Photographic Collections at the Alexandria Black History Museum
The Museum’s collection includes historic photographs including examples by Elrich Murphy, an African American photographer who worked in Alexandria during the 1940s and 50s. It also contains two collections documenting aspects of African American daily life in the late twentieth century. Carol Siegel’s Spirit of the Neighborhood collection explores Alexandria’s African American neighborhoods in the late 1980s, and Nina Tisara’s United in the Spirit, is an examination of worship in Alexandria’s African American churches. Other collections, such as the Parker-Gray Archive and the Moss Kendrix Collection, also contain significant photographic collections.
See more collections from the Alexandria Black History Museum
Carol G. Siegel: The Spirit of a Neighborhood Revisited
The Spirit of a Neighborhood Revisited: The Parker-Gray Community, 1985 -1986
Photographs by Carol G. Siegel. (2012).
Originally shown at the Alexandria Black History Museum in 1989, The Spirit of a Neighborhood was the first exhibition to open in the museum after it became part of the City of Alexandria. The exhibition highlights people and places in Alexandria’s Historic Parker-Gray District. In the 23 years since the photographs were first shown, many changes have occurred in the community - children depicted are now adults, some adult subjects have passed away, and many old homes and buildings were lost to development and gentrification. Thus revisiting this collection of photographs in the 21st century allows us to comment on the change in the community as well as appreciate the continuities. In 1986, Ms. Siegel wrote:
…in this small community, my presence with a camera was quite apparent. Yet it was obvious as Metro came and redevelopment started, that if I didn’t begin to document the area, it would soon be too late to capture what was there… At first, the camera was an intrusion, but as I began to bring photos back, my photographing became accepted, and the camera became an entrée, helping me overcome my initial hesitancy… Undoubtedly, the neighborhood is being gentrified, but within its diverse population a solid group of black citizens remain who have deep roots here and who care about each other and their community.

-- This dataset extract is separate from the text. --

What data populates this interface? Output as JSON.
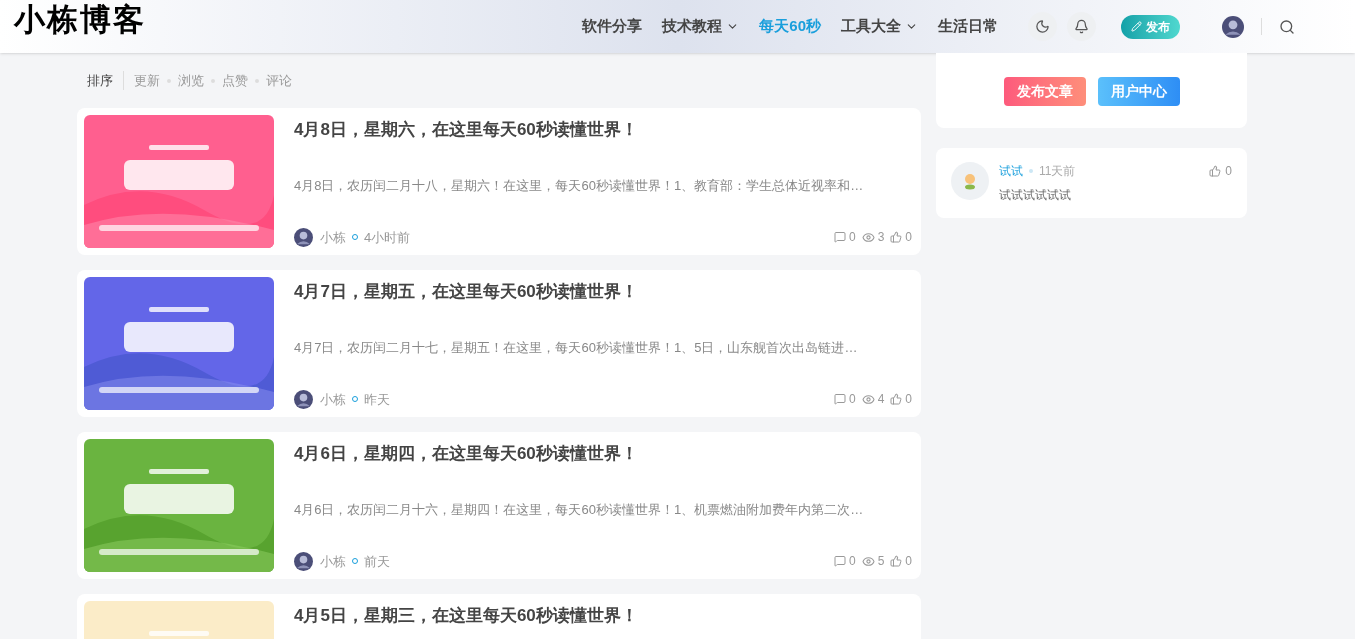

Read an transcription of a 2023 oral history interview with Carol Siegel .
Nina Tisara: United in the Spirit...
United in the Spirit: Photographs of Worship in Alexandria's African American Churches
Photographs by Nina Tisara (2011)
United in the Spirit: Photographs of Worship in Alexandria's African American Churches, black and white photographs by Nina Tisara, was first exhibited at the Alexandria Black History Resource Center (now the Alexandria Black History Museum) in 1995, the result of more than a year's work, the photographs portray people in 15 congregations in Alexandria engaged in prayer and song and as participants in baptisms, communions, Bible study, Sunday school and commemorative services.

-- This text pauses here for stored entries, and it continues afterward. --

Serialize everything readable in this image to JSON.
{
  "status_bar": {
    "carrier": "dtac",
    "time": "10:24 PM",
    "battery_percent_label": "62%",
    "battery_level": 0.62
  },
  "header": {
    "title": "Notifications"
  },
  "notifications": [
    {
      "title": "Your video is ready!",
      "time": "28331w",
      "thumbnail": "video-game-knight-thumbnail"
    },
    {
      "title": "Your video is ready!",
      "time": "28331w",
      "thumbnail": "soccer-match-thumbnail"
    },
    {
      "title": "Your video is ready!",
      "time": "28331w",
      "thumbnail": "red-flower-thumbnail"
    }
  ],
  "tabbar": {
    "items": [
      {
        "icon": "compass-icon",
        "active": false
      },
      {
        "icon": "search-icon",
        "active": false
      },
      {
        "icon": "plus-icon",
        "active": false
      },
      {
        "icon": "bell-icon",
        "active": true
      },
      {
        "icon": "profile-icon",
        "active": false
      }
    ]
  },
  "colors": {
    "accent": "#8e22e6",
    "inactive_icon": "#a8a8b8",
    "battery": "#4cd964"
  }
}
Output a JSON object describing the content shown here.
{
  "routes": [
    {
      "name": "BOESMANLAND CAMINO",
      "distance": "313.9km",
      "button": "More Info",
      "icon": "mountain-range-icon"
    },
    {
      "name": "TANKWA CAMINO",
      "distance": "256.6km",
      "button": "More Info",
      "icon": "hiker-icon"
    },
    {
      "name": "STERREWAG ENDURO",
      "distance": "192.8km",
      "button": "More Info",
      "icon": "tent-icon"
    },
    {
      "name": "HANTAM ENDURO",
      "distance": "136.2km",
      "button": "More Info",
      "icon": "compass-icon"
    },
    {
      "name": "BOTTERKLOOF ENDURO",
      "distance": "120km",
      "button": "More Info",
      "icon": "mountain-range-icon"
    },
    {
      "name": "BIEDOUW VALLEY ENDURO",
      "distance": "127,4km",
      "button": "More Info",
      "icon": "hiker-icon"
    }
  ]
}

Nina Tisara has become known to Alexandrians for her sensitive and artistic photographic work. Since her beginnings as as a freelance photojournalist she has had a number of one-woman shows and received many awards including three “Alex Awards” and the 1989 Woman to Woman Award for outstanding achievement in cultural affairs and the arts. In 1990, she opened Tisara Photography on King Street. Tisara is now project director of Living Legends of Alexandria, an on-going, not-for-profit project to identify, honor, and chronicle the people making history in Alexandria today.
Asked in 2011 about her feelings on exhibiting the work again after 15 years, Tisara said the photo documentary studies of worship in Alexandria were among the most meaningful and interesting projects of her career. “It is fascinating to revisit those faces and scenes. As an artist, I am always somewhat sad when an exhibition comes down and the images are relegated to a shelf or closet. It is gratifying to have them shown again, especially now that there a patina of history about them.”